Though Nan Goldin’s color work is sited as having influenced Nolan to move beyond her initial use of Black and White, REAL PICTURES is less confrontational, and other than a shadow on the wall and a final image of feet in need of a pedicure, Nolan does not visually represent herself. Rather her work feels more in line with the early work of another female photographer Sally Mann, who also turned her lens in the direction of family; both women photographing those she knows best and loves most. In an era saturated with celebrity worship and instagram selfies, Nolan’s work is refreshingly sincere, selling nothing, offering us the richness of deeply invested relationships and the spaces in which they grow..

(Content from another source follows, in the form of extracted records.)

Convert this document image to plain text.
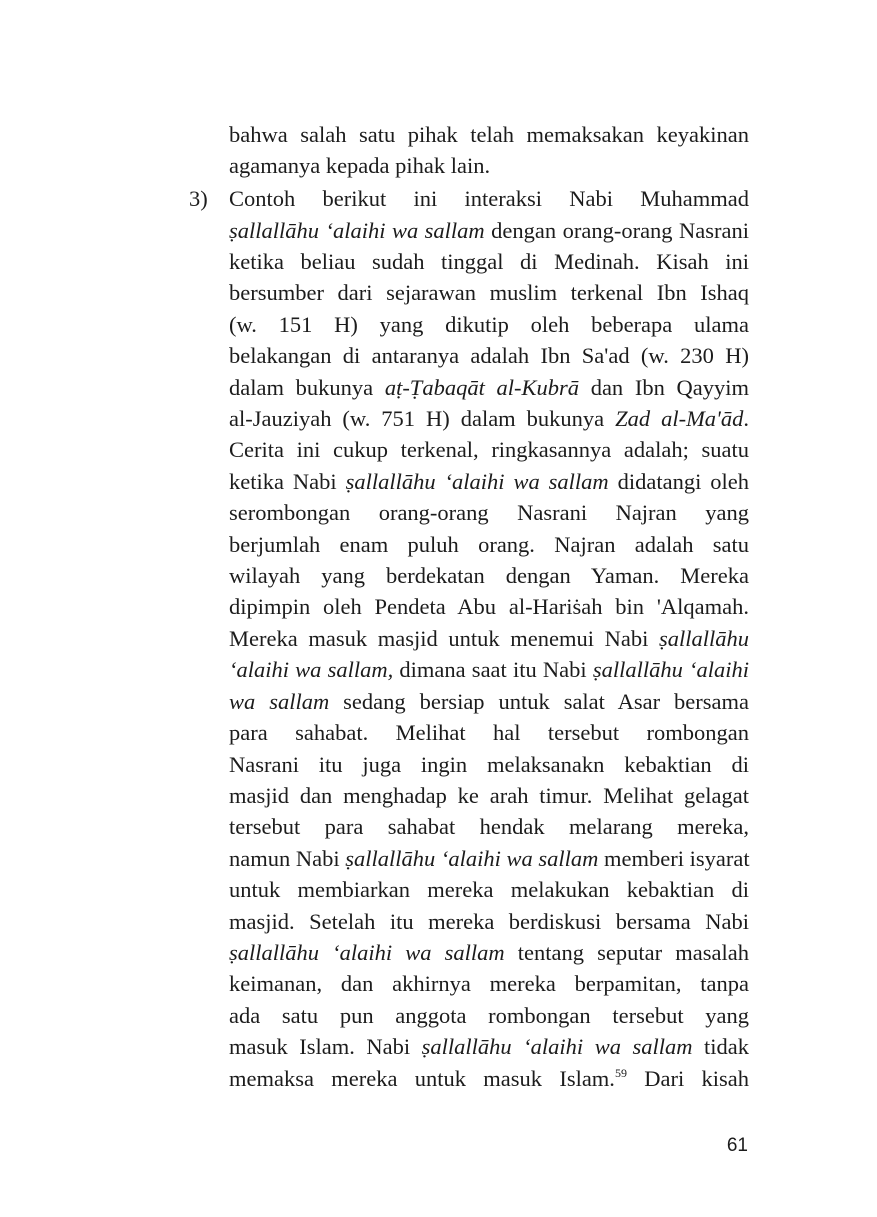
bahwa salah satu pihak telah memaksakan keyakinan
agamanya kepada pihak lain.
3) Contoh berikut ini interaksi Nabi Muhammad
ṣallallāhu ‘alaihi wa sallam dengan orang-orang Nasrani
ketika beliau sudah tinggal di Medinah. Kisah ini
bersumber dari sejarawan muslim terkenal Ibn Ishaq
(w. 151 H) yang dikutip oleh beberapa ulama
belakangan di antaranya adalah Ibn Sa'ad (w. 230 H)
dalam bukunya aṭ-Ṭabaqāt al-Kubrā dan Ibn Qayyim
al-Jauziyah (w. 751 H) dalam bukunya Zad al-Ma'ād.
Cerita ini cukup terkenal, ringkasannya adalah; suatu
ketika Nabi ṣallallāhu ‘alaihi wa sallam didatangi oleh
serombongan orang-orang Nasrani Najran yang
berjumlah enam puluh orang. Najran adalah satu
wilayah yang berdekatan dengan Yaman. Mereka
dipimpin oleh Pendeta Abu al-Hariṡah bin 'Alqamah.
Mereka masuk masjid untuk menemui Nabi ṣallallāhu
‘alaihi wa sallam, dimana saat itu Nabi ṣallallāhu ‘alaihi
wa sallam sedang bersiap untuk salat Asar bersama
para sahabat. Melihat hal tersebut rombongan
Nasrani itu juga ingin melaksanakn kebaktian di
masjid dan menghadap ke arah timur. Melihat gelagat
tersebut para sahabat hendak melarang mereka,
namun Nabi ṣallallāhu ‘alaihi wa sallam memberi isyarat
untuk membiarkan mereka melakukan kebaktian di
masjid. Setelah itu mereka berdiskusi bersama Nabi
ṣallallāhu ‘alaihi wa sallam tentang seputar masalah
keimanan, dan akhirnya mereka berpamitan, tanpa
ada satu pun anggota rombongan tersebut yang
masuk Islam. Nabi ṣallallāhu ‘alaihi wa sallam tidak
memaksa mereka untuk masuk Islam.$^{59}$ Dari kisah
61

Upon learning that Nolan’s own mother died tragically when she was a girl and her father burned all the family photos in an attempt to spare further pain, the choice to become not only a mother and grandmother but a photographer herself, adds poignancy to revisiting Peggy Nolan’s beautiful work. Born of a self-made tradition giving her offspring handmade books documenting their own journeys into the wonders of parenthood, to now share these celebratory images with the rest of us, does indeed confirm that Peggy Nolan is in the best sense of the word, Badass.
Put on the kettle, turn off your media, curl up on a comfy couch and allow REAL PICTURES to soothe your eyes and your mind.